Chapter 7.1, Problem 48E

Integrals of Functions Involving Absolute Values In Exercises 45–52, use integration by parts to evaluate the given integral using the following integral formulas where necessary. (You have seen some of these before; all can be checked by differentiating.)

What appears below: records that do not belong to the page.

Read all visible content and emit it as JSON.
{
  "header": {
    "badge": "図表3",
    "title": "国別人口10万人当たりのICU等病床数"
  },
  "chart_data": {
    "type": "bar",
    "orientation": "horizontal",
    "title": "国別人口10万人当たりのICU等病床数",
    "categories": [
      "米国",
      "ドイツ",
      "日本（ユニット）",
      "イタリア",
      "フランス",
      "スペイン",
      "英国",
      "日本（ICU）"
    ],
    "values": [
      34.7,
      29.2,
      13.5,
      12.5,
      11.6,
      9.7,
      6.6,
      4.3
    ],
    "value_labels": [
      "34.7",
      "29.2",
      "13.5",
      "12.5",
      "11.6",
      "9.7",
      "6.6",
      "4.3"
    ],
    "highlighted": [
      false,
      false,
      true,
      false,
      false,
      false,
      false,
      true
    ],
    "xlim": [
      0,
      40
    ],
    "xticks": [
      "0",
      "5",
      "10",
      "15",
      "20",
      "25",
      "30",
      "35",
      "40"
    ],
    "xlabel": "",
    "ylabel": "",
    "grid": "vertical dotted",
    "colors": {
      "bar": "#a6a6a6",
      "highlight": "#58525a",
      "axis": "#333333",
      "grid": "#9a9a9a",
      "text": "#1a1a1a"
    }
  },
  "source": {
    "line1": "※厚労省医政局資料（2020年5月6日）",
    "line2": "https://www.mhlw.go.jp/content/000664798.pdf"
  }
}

Integral Formula	Shortcut Version
$\begin{array}{l}{\displaystyle \int \frac{\left|x\right|}{x}dx=\left|x\right|+C}\\ \text{ Because }\frac{d}{dx}\left|x\right|=\frac{\left|x\right|}{x}\end{array}$	${\displaystyle \int \frac{\left|ax+b\right|}{ax+b}dx=\frac{1}{a}\left|ax+b\right|+C}$
${\displaystyle \int \left|x\right|dx=\frac{1}{2}x\left|x\right|+C}$	${\displaystyle \int \left|ax+b\right|dx=\frac{1}{2a}\left(ax+b\right)\left|ax+b\right|+C}$
${\displaystyle \int x\left|x\right|dx=\frac{1}{3}{x}^2\left|x\right|+C}$	${\displaystyle \int \left(ax+b\right)\left|ax+b\right|dx=\frac{1}{3a}{\left(ax+b\right)}^2\left|ax+b\right|+C}$
${\displaystyle \int x^2\left|x\right|dx=\frac{1}{4}{x}^3\left|x\right|+C}$	${\displaystyle \int {\left(ax+b\right)}^2\left|ax+b\right|dx=\frac{1}{4a}{\left(ax+b\right)}^3\left|ax+b\right|+C}$

${\displaystyle \int 3x\frac{\left|x+4\right|}{x+4}dx}$